The Hill a cité un représentant de l’entreprise qui a déclaré que la poursuite avait « aucun mérite » et insistant sur le fait que « Les déclarations faites par Pfizer au sujet de son vaccin contre le COVID-19 sont exactes et fondées sur la science. »

En novembre dernier, le procureur général du Texas, Ken Paxton, a intenté une action similaire contre le géant pharmaceutique, l’accusant de « déformer illégalement l’efficacité du vaccin COVID-19 de l’entreprise et tenter de censurer le débat public sur le produit ».

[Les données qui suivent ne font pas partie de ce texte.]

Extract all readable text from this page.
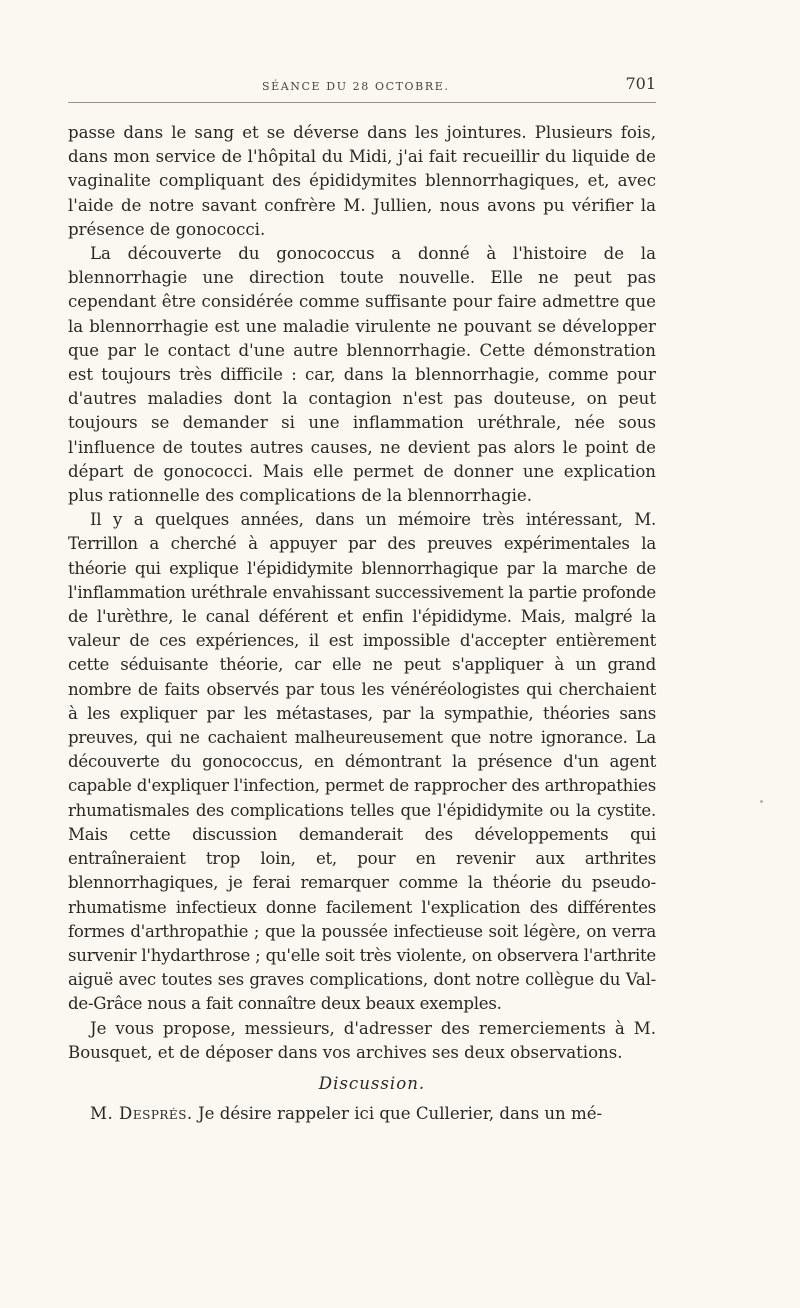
SÉANCE DU 28 OCTOBRE.	701

passe dans le sang et se déverse dans les jointures. Plusieurs fois, dans mon service de l'hôpital du Midi, j'ai fait recueillir du liquide de vaginalite compliquant des épididymites blennorrhagiques, et, avec l'aide de notre savant confrère M. Jullien, nous avons pu vérifier la présence de gonococci.

La découverte du gonococcus a donné à l'histoire de la blennorrhagie une direction toute nouvelle. Elle ne peut pas cependant être considérée comme suffisante pour faire admettre que la blennorrhagie est une maladie virulente ne pouvant se développer que par le contact d'une autre blennorrhagie. Cette démonstration est toujours très difficile : car, dans la blennorrhagie, comme pour d'autres maladies dont la contagion n'est pas douteuse, on peut toujours se demander si une inflammation uréthrale, née sous l'influence de toutes autres causes, ne devient pas alors le point de départ de gonococci. Mais elle permet de donner une explication plus rationnelle des complications de la blennorrhagie.

Il y a quelques années, dans un mémoire très intéressant, M. Terrillon a cherché à appuyer par des preuves expérimentales la théorie qui explique l'épididymite blennorrhagique par la marche de l'inflammation uréthrale envahissant successivement la partie profonde de l'urèthre, le canal déférent et enfin l'épididyme. Mais, malgré la valeur de ces expériences, il est impossible d'accepter entièrement cette séduisante théorie, car elle ne peut s'appliquer à un grand nombre de faits observés par tous les vénéréologistes qui cherchaient à les expliquer par les métastases, par la sympathie, théories sans preuves, qui ne cachaient malheureusement que notre ignorance. La découverte du gonococcus, en démontrant la présence d'un agent capable d'expliquer l'infection, permet de rapprocher des arthropathies rhumatismales des complications telles que l'épididymite ou la cystite. Mais cette discussion demanderait des développements qui entraîneraient trop loin, et, pour en revenir aux arthrites blennorrhagiques, je ferai remarquer comme la théorie du pseudo-rhumatisme infectieux donne facilement l'explication des différentes formes d'arthropathie ; que la poussée infectieuse soit légère, on verra survenir l'hydarthrose ; qu'elle soit très violente, on observera l'arthrite aiguë avec toutes ses graves complications, dont notre collègue du Val-de-Grâce nous a fait connaître deux beaux exemples.

Je vous propose, messieurs, d'adresser des remerciements à M. Bousquet, et de déposer dans vos archives ses deux observations.

Discussion.

M. Després. Je désire rappeler ici que Cullerier, dans un mé-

Plus tôt ce mois-ci, la Vrije Universiteit d’Amsterdam a publié une étude indiquant que les professionnels de la santé et les bénéficiaires de médicaments ont signalé « Blessures graves et décès suite à la vaccination » selon « diverses bases de données officielles ». Selon les chercheurs, « soupçonné » les événements indésirables associés à l’inoculation peuvent avoir contribué à une surmortalité dans 47 pays entre le 1er janvier 2020 et le 31 décembre 2022.